Former factories, redundant power stations and disused industrial facilities offer large footprints, existing grid connections, established road infrastructure and planning histories that make them more suitable for data centre development than for residential use. Transforming these sites delivers economic regeneration without displacing housing. In Slough, Europe’s largest data centre cluster has replaced declining manufacturing jobs on a near one-to-one basis while generating significant local business rates. The planning system’s own preference for brownfield development aligns with where the industry wants to build, and the conflict that dominates public debate largely does not exist on the ground.
Where genuine land-use tensions do arise, they tend to be localised and resolvable through thoughtful site design and community engagement. Living roofs, landscape integration, biodiversity net gain commitments and meaningful consultation with local stakeholders are all tools that responsible operators use to address legitimate concerns. Government AI Growth Zones explicitly promote data centre development alongside broader economic priorities, recognising that digital infrastructure complements rather than displaces community needs.
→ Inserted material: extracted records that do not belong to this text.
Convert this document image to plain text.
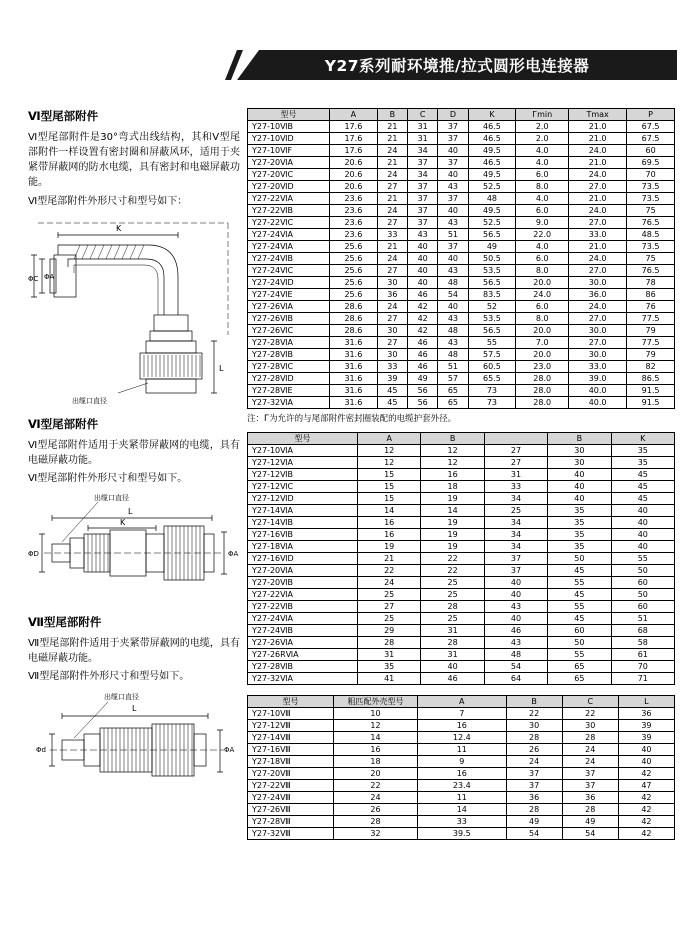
Y27系列耐环境推/拉式圆形电连接器
Ⅵ型尾部附件
Ⅵ型尾部附件是30°弯式出线结构，其和Ⅴ型尾部附件一样设置有密封圈和屏蔽风环，适用于夹紧带屏蔽网的防水电缆，具有密封和电磁屏蔽功能。
Ⅵ型尾部附件外形尺寸和型号如下：
K
ΦC ΦA
L
出缆口直径
Ⅵ型尾部附件
Ⅵ型尾部附件适用于夹紧带屏蔽网的电缆，具有电磁屏蔽功能。
Ⅵ型尾部附件外形尺寸和型号如下。
出缆口直径
L
K
ΦD	ΦA
Ⅶ型尾部附件
Ⅶ型尾部附件适用于夹紧带屏蔽网的电缆，具有电磁屏蔽功能。
Ⅶ型尾部附件外形尺寸和型号如下。
出缆口直径
L
ΦA
Φd
型号	A	B	C	D	K	Гmin	Tmax	P
Y27-10ⅥB	17.6	21	31	37	46.5	2.0	21.0	67.5
Y27-10ⅥD	17.6	21	31	37	46.5	2.0	21.0	67.5
Y27-10ⅥF	17.6	24	34	40	49.5	4.0	24.0	60
Y27-20ⅥA	20.6	21	37	37	46.5	4.0	21.0	69.5
Y27-20ⅥC	20.6	24	34	40	49.5	6.0	24.0	70
Y27-20ⅥD	20.6	27	37	43	52.5	8.0	27.0	73.5
Y27-22ⅥA	23.6	21	37	37	48	4.0	21.0	73.5
Y27-22ⅥB	23.6	24	37	40	49.5	6.0	24.0	75
Y27-22ⅥC	23.6	27	37	43	52.5	9.0	27.0	76.5
Y27-24ⅥA	23.6	33	43	51	56.5	22.0	33.0	48.5
Y27-24ⅥA	25.6	21	40	37	49	4.0	21.0	73.5
Y27-24ⅥB	25.6	24	40	40	50.5	6.0	24.0	75
Y27-24ⅥC	25.6	27	40	43	53.5	8.0	27.0	76.5
Y27-24ⅥD	25.6	30	40	48	56.5	20.0	30.0	78
Y27-24ⅥE	25.6	36	46	54	83.5	24.0	36.0	86
Y27-26ⅥA	28.6	24	42	40	52	6.0	24.0	76
Y27-26ⅥB	28.6	27	42	43	53.5	8.0	27.0	77.5
Y27-26ⅥC	28.6	30	42	48	56.5	20.0	30.0	79
Y27-28ⅥA	31.6	27	46	43	55	7.0	27.0	77.5
Y27-28ⅥB	31.6	30	46	48	57.5	20.0	30.0	79
Y27-28ⅥC	31.6	33	46	51	60.5	23.0	33.0	82
Y27-28ⅥD	31.6	39	49	57	65.5	28.0	39.0	86.5
Y27-28ⅥE	31.6	45	56	65	73	28.0	40.0	91.5
Y27-32ⅥA	31.6	45	56	65	73	28.0	40.0	91.5
注：Г为允许的与尾部附件密封圈装配的电缆护套外径。
型号	A	B		B	K
Y27-10ⅥA	12	12	27	30	35
Y27-12ⅥA	12	12	27	30	35
Y27-12ⅥB	15	16	31	40	45
Y27-12ⅥC	15	18	33	40	45
Y27-12ⅥD	15	19	34	40	45
Y27-14ⅥA	14	14	25	35	40
Y27-14ⅥB	16	19	34	35	40
Y27-16ⅥB	16	19	34	35	40
Y27-18ⅥA	19	19	34	35	40
Y27-16ⅥD	21	22	37	50	55
Y27-20ⅥA	22	22	37	45	50
Y27-20ⅥB	24	25	40	55	60
Y27-22ⅥA	25	25	40	45	50
Y27-22ⅥB	27	28	43	55	60
Y27-24ⅥA	25	25	40	45	51
Y27-24ⅥB	29	31	46	60	68
Y27-26ⅥA	28	28	43	50	58
Y27-26RⅥA	31	31	48	55	61
Y27-28ⅥB	35	40	54	65	70
Y27-32ⅥA	41	46	64	65	71
型号	粗匹配外壳型号	A	B	C	L
Y27-10Ⅷ	10	7	22	22	36
Y27-12Ⅷ	12	16	30	30	39
Y27-14Ⅷ	14	12.4	28	28	39
Y27-16Ⅷ	16	11	26	24	40
Y27-18Ⅷ	18	9	24	24	40
Y27-20Ⅷ	20	16	37	37	42
Y27-22Ⅷ	22	23.4	37	37	47
Y27-24Ⅷ	24	11	36	36	42
Y27-26Ⅷ	26	14	28	28	42
Y27-28Ⅷ	28	33	49	49	42
Y27-32Ⅷ	32	39.5	54	54	42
Regional development and the London assumption
The assumption that data centres are a London phenomenon is one that the market itself is rapidly disproving. Greater Manchester, South Wales, the North East, Lincolnshire and Scotland are all seeing genuine investment activity, driven by power availability, cooler climates that support efficient operations, lower land costs and active support from regional and devolved governments.
The economic case for regional development is strong. Data centre campuses create construction employment over multi-year build programmes, long-term operational roles in engineering and technology, and supply chain activity that extends well into local economies. For regions that have experienced sustained deindustrialisation, a large-scale data centre development on a brownfield site represents one of the more credible paths to high-value, long-term economic regeneration available. The broader digital economy benefits compound over time as AI firms, cloud providers and research institutions cluster around reliable compute infrastructure, amplifying innovation and productivity across adjacent sectors.
The constraint on regional development is not appetite. Operators are actively seeking sites outside the South East, partly because the Greater London market is competitive and land and power costs are higher, and partly because regional locations offer genuine operational advantages. The constraint is the pace at which grid connections, planning decisions and supporting infrastructure can be delivered. Addressing those constraints in regional markets should be a priority for the industrial strategy conversations that are currently underway.
The debate the industry needs
None of this is to suggest that data centre development is without legitimate challenges. Grid investment, energy pricing, planning capacity and workforce development are all areas where the gap between current reality and what the market needs is significant. These are the conversations worth having, and the industry is ready to have them.
The misconceptions about water, carbon, land use and geography are a distraction from that agenda. They consume time, resources and political attention that could be directed at the structural enablers the sector actually needs. With billions in private investment committed, a renewable energy procurement model that is actively financing new clean capacity and a brownfield development approach that regenerates rather than displaces, the industry has earned a debate that reflects its actual record. Correcting misconceptions is not a communications exercise. It is a precondition for the policy progress the UK needs to make.